Since we only had a couple days to explore this area, we thought it was the perfect place to set up camp and head north for a day trip into Vancouver, British Columbia.  The last time we had been here was 16 years ago when we took the Alaskan Marine Highway from Alaska to Bellingham.  We put our passports to good use once again.

Once again, we went into culture shock as we headed through Vancouver.  The electric bus system was really impressive.

Sixteen years ago, we had visions of one day bringing our kids to Stanley Island in Vancouver, a perfect park for kids and adults alike.  There is so much to do there!  The kids enjoyed studying and picking out their favorite totem poles.

There is no shortage of sightseeing here, and the giant freight boats were so impressive.

We thought the kids would love being at the splash pad there, but they surprised us by telling us it was too crowded.  I guess that shouldn’t surprise as since we had been out on our own for so long now.

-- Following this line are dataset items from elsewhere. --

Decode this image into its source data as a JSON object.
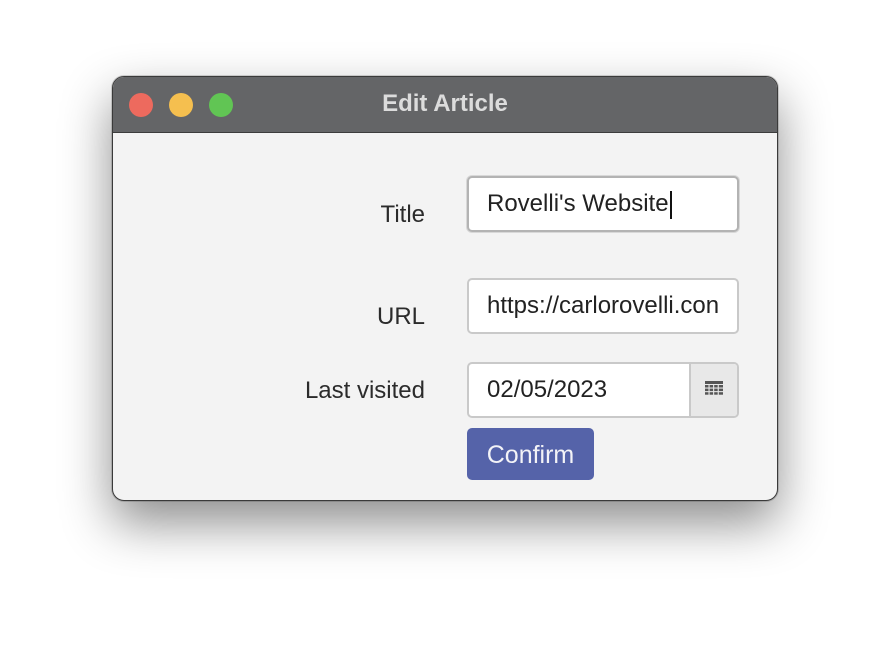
{
  "window": {
    "title": "Edit Article"
  },
  "form": {
    "title_label": "Title",
    "title_value": "Rovelli's Website",
    "url_label": "URL",
    "url_value": "https://carlorovelli.con",
    "last_visited_label": "Last visited",
    "last_visited_value": "02/05/2023",
    "confirm_label": "Confirm"
  },
  "icons": {
    "calendar": "calendar-icon"
  },
  "colors": {
    "titlebar": "#646567",
    "confirm_button": "#5563a9",
    "close": "#ed6a5e",
    "minimize": "#f5bf4f",
    "maximize": "#61c554"
  }
}
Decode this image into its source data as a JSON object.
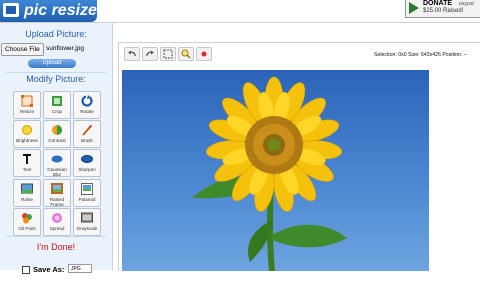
{
  "header": {
    "logo_text": "pic resize",
    "donate": {
      "label": "DONATE",
      "amount": "$25.00 Raised!",
      "extra": "paypal"
    }
  },
  "sidebar": {
    "upload_heading": "Upload Picture:",
    "choose_file_label": "Choose File",
    "file_name": "sunflower.jpg",
    "upload_button": "Upload",
    "modify_heading": "Modify Picture:",
    "tools": [
      {
        "label": "Resize",
        "icon": "resize-icon"
      },
      {
        "label": "Crop",
        "icon": "crop-icon"
      },
      {
        "label": "Rotate",
        "icon": "rotate-icon"
      },
      {
        "label": "Brightness",
        "icon": "brightness-icon"
      },
      {
        "label": "Contrast",
        "icon": "contrast-icon"
      },
      {
        "label": "Brush",
        "icon": "brush-icon"
      },
      {
        "label": "Text",
        "icon": "text-icon"
      },
      {
        "label": "Gaussian Blur",
        "icon": "blur-icon"
      },
      {
        "label": "Sharpen",
        "icon": "sharpen-icon"
      },
      {
        "label": "Raise",
        "icon": "raise-icon"
      },
      {
        "label": "Raised Frame",
        "icon": "raised-frame-icon"
      },
      {
        "label": "Polaroid",
        "icon": "polaroid-icon"
      },
      {
        "label": "Oil Paint",
        "icon": "oil-paint-icon"
      },
      {
        "label": "Spread",
        "icon": "spread-icon"
      },
      {
        "label": "Grayscale",
        "icon": "grayscale-icon"
      }
    ],
    "done_label": "I'm Done!",
    "save_as_label": "Save As:",
    "save_format": "JPG"
  },
  "editor": {
    "toolbar": [
      "undo-icon",
      "redo-icon",
      "select-icon",
      "zoom-icon",
      "delete-icon"
    ],
    "status": "Selection: 0x0 Size: 643x426 Position: --"
  },
  "colors": {
    "brand": "#2f6fc2",
    "sidebar_bg": "#eaf2fb",
    "done": "#cc1111",
    "sky": "#3f7cc8"
  }
}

They never cease to amaze us.  Here is the little bulldozer NONE of our kids could get enough of.  Really?!

Chuck’s inner kid was brought out by riding this little train through the rainforests of Stanley Island.

Bikes would have been a great addition to get around, but we enjoyed the slower pace of walking through the rose gardens and all the walking trails.

We didn’t make it into the aquarium (mainly due to cost), but we got a huge kick out of all the Chinese caricature artists bartering to draw all our kids near the entrance.

On the way out, we stumbled on the most amazing pool on the island.  It was less than $3 a person to stay here, and we kind of wish we had spent more of the day here, but there is always next time.  The water was much warmer than swimming in the ocean beaches of Stanley Island, but with the same view.  What an amazing place!

  

Back at Larrabee, we had to make one more trip over to the beach for sunset, but despite the persistent attempts of our kids, we quickly discovered that the tide was way up, and we couldn’t make it around to our favorite spot anymore.  Once again, we did not have enough time.  We will be back Larrabee!  Thanks for a great stay!